I know this is not a political story, except in the broader sense of the word. But the latest in the Penn State saga is the dominant news story of the day, and since I’m a confessed college football junkie, I should probably record my reaction to the penalties levied by the NCAA, and give commenters the opportunity to weigh in.
As it happens, I’m visiting family in Georgia this week, and on the way in from the airport yesterday, I listened to Atlanta’s two sports talk radio stations, both of which were featuring commentary on the impending NCAA action. All I heard–incessantly and loudly–was what a travesty it was that the NCAA was punishing “the kids” and the coaches and the football program for the criminal actions of a few men who are either dead (Joe Paterno), in the hoosegow (Jerry Sandusky) or in disgrace and exposed to huge civil suits (former Penn State administrators).
I am slightly conflicted on this subject, not because I’m worried about “the kids” (current players will keep their scholarships and have been liberated from the usual “transfer rule” requiring a year’s layoff before playing elsewhere, which means they’ll mostly be gobbled up by other programs), the coaches (mostly a new crew that came in knowing they were taking jobs in the sports equivalent of a post-nuclear-disaster site), or the program (which might well have been shut down entirely, and could use a few years of experiencing the Agony of Defeat). No, what bugs me is the NCAA’s usual claptrap about “setting a moral model” and “promoting the academic integrity of the schools.” I do not buy the claims of sports critics that big-time athletics drain money from other sports or from academics (at the big schools football subsidizes every other sport, and most donors are mainly interested in premium football seating, and thus wouldn’t transfer their money to the Physics Department if college football was eliminated). But let’s get serious: college football does not exist to inspire young Americans to be good do-bees, or to promote academics, other than perhaps by strenghtening public support for public higher education (at least that’s how it works in SEC country).

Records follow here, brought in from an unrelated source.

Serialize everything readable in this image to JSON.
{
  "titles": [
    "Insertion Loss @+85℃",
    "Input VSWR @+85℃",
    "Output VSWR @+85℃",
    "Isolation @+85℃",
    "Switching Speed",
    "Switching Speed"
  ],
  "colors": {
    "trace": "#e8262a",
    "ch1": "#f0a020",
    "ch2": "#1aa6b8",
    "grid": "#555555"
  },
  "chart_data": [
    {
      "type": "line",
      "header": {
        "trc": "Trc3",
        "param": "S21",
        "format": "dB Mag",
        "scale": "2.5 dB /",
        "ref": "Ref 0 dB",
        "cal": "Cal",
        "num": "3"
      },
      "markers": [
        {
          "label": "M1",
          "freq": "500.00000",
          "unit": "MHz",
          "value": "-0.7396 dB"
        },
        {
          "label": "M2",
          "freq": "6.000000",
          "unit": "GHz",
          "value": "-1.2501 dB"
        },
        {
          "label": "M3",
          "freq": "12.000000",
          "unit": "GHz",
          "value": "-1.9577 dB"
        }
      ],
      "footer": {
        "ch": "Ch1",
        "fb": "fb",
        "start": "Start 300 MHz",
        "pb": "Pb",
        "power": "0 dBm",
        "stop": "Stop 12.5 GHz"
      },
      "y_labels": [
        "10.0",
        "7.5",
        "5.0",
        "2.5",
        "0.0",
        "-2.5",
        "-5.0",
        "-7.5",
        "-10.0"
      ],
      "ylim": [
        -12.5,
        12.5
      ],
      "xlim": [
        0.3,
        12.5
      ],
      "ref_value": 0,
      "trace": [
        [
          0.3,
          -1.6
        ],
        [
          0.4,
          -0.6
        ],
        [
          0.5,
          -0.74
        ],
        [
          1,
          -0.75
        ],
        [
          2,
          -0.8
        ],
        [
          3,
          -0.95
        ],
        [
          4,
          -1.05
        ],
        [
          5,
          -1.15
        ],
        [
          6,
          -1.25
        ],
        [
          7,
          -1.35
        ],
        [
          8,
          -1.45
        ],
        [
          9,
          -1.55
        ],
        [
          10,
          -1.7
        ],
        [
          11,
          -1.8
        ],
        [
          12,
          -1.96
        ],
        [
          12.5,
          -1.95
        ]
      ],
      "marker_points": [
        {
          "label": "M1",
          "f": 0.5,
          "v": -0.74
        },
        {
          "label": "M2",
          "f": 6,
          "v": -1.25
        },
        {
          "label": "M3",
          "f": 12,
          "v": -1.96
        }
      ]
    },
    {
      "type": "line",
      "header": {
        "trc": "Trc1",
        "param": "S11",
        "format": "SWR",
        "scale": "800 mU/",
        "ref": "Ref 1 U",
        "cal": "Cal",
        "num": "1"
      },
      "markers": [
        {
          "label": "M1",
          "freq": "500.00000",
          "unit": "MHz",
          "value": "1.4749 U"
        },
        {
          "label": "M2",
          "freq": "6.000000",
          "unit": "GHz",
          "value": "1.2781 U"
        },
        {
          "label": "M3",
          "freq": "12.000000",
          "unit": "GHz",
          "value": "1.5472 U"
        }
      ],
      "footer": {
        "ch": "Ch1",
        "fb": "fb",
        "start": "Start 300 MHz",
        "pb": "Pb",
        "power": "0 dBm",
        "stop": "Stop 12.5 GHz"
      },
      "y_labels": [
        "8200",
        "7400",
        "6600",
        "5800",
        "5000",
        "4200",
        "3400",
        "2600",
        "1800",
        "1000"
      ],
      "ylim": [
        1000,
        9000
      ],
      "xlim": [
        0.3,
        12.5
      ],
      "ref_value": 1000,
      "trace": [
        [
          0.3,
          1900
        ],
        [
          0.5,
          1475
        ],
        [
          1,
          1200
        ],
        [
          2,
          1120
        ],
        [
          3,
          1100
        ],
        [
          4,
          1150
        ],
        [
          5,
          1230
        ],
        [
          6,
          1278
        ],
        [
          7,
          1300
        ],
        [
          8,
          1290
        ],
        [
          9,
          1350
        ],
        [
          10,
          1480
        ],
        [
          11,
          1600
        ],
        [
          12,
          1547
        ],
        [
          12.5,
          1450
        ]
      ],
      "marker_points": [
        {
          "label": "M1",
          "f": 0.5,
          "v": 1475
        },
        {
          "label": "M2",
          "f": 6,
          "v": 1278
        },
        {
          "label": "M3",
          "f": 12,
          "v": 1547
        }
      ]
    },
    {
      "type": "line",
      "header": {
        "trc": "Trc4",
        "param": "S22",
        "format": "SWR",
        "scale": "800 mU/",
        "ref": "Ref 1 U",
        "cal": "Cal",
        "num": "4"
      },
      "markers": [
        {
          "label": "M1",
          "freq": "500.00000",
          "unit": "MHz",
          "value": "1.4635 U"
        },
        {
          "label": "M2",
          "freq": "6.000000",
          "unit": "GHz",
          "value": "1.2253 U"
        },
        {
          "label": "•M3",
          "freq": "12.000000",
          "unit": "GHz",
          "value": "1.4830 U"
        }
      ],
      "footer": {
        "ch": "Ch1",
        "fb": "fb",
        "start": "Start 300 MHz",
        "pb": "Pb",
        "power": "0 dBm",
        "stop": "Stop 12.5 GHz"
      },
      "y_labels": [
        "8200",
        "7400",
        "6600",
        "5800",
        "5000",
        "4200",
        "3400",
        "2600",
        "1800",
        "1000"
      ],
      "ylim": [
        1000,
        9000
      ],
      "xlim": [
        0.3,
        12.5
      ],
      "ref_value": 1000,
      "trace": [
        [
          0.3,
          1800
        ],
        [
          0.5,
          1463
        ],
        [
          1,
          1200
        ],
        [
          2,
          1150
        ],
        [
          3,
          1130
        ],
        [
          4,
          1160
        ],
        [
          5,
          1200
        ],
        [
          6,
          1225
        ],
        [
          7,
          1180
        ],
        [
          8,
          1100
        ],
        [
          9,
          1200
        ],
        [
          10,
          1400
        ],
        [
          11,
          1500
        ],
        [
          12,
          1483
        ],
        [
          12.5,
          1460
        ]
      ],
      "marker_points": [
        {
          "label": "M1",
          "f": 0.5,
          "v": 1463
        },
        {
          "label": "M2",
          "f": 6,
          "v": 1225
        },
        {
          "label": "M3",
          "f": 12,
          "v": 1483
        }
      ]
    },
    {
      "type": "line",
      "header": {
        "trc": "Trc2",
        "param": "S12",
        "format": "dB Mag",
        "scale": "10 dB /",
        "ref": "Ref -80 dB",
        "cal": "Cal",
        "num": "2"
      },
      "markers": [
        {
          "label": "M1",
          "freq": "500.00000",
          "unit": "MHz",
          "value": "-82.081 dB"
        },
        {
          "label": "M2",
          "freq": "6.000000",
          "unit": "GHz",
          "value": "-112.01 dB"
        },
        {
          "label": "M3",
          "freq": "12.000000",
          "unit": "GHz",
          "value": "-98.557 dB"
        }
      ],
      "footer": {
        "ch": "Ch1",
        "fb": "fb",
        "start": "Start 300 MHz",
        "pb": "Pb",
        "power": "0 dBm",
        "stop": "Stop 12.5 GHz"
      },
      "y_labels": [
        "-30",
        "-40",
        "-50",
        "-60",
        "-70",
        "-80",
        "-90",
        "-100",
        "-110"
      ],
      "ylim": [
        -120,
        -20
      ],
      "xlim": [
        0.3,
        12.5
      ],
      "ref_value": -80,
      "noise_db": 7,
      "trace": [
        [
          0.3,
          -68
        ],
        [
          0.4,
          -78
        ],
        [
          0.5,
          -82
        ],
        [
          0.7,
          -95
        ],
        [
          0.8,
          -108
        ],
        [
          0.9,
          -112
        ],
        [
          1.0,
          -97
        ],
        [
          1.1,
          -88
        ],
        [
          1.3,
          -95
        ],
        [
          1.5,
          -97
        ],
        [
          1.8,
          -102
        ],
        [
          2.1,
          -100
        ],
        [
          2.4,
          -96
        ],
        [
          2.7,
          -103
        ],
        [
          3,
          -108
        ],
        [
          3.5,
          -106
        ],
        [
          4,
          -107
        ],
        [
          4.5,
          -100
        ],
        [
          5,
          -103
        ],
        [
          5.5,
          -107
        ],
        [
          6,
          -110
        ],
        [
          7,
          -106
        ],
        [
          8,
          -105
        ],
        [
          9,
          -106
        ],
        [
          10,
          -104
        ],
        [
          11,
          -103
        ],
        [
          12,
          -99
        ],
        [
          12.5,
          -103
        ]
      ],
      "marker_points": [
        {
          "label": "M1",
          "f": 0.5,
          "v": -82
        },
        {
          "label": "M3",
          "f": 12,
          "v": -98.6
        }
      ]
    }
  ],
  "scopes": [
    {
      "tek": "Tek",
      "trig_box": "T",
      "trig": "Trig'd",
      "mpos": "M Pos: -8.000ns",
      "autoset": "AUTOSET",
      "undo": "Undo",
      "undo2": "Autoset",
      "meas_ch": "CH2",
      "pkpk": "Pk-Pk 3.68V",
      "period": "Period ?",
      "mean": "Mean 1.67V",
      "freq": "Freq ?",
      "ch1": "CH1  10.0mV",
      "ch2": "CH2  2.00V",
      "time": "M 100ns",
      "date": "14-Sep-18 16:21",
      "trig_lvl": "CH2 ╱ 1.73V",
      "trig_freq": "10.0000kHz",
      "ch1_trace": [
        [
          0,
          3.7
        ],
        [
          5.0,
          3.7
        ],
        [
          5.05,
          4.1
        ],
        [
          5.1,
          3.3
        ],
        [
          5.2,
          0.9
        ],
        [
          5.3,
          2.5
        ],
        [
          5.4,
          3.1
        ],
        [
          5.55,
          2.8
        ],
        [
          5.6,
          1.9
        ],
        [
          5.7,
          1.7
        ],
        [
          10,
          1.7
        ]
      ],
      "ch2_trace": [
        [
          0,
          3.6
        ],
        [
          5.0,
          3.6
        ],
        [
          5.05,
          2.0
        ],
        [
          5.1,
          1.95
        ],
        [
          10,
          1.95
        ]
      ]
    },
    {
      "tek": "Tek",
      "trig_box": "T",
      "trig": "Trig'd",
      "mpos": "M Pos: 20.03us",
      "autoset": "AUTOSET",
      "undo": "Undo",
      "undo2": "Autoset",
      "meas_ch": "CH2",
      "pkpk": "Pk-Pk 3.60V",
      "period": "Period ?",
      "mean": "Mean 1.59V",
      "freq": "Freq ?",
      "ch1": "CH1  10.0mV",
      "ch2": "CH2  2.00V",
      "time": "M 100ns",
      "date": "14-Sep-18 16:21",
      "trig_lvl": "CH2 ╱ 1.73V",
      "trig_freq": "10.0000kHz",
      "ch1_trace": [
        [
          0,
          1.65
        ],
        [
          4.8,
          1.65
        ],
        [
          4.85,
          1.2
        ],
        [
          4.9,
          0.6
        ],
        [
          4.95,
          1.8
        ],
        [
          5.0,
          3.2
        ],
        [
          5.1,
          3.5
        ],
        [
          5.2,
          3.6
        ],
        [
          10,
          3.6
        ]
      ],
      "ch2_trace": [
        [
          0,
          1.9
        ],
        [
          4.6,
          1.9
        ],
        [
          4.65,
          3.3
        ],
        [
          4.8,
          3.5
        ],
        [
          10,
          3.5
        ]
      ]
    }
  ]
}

Having said that, the NCAA sanctions, and particularly the $60 million fine that hits the Penn State program where it lives, and helps fund sex abuse prevention initiatives, make sense as an exercise in rough justice, which is all they could ever accomplish. It sends a pretty big message to colleges that if you choose to let your athletic departments exist in a nether-land where none of the usual laws, regulations, and safeguards apply, because they bring in so much money, then you are in danger of losing said money along with the game-winning ability to generate even more. Had the NCAA pretended this was all just a matter for the courts, and let Penn State’s football program slide, it would have lost a unique opportunity to promote the kind of general oversight that is needed not just to prevent this same kind of occurrances but those no one can specifically anticipate.
Now I know some, perhaps many, readers have the opposite reaction of those sports-radio talking heads and are shocked that the Penn State disaster hasn’t led to a ban on college football or at least a radical reduction in the money involved. That’s a legitimate point of view, but it’s about as likely to happen as a ban on private possession of firearms–another step that recent tragic events might recommend. So the practical question is what can be done to address the Penn State revelations within the context of the current system. And I’d say the combination of disgrace (symbolized by the removal of the Paterno statue and emphasized by the NCAA’s decision to vacate all of Penn State’s victories from the date when the football staff began willfully ignoring Sandusky’s crimes), the civil suits to come, and the big NCAA hit to the Nittany Lions’ wallet, will have a salutory effect well beyond State College.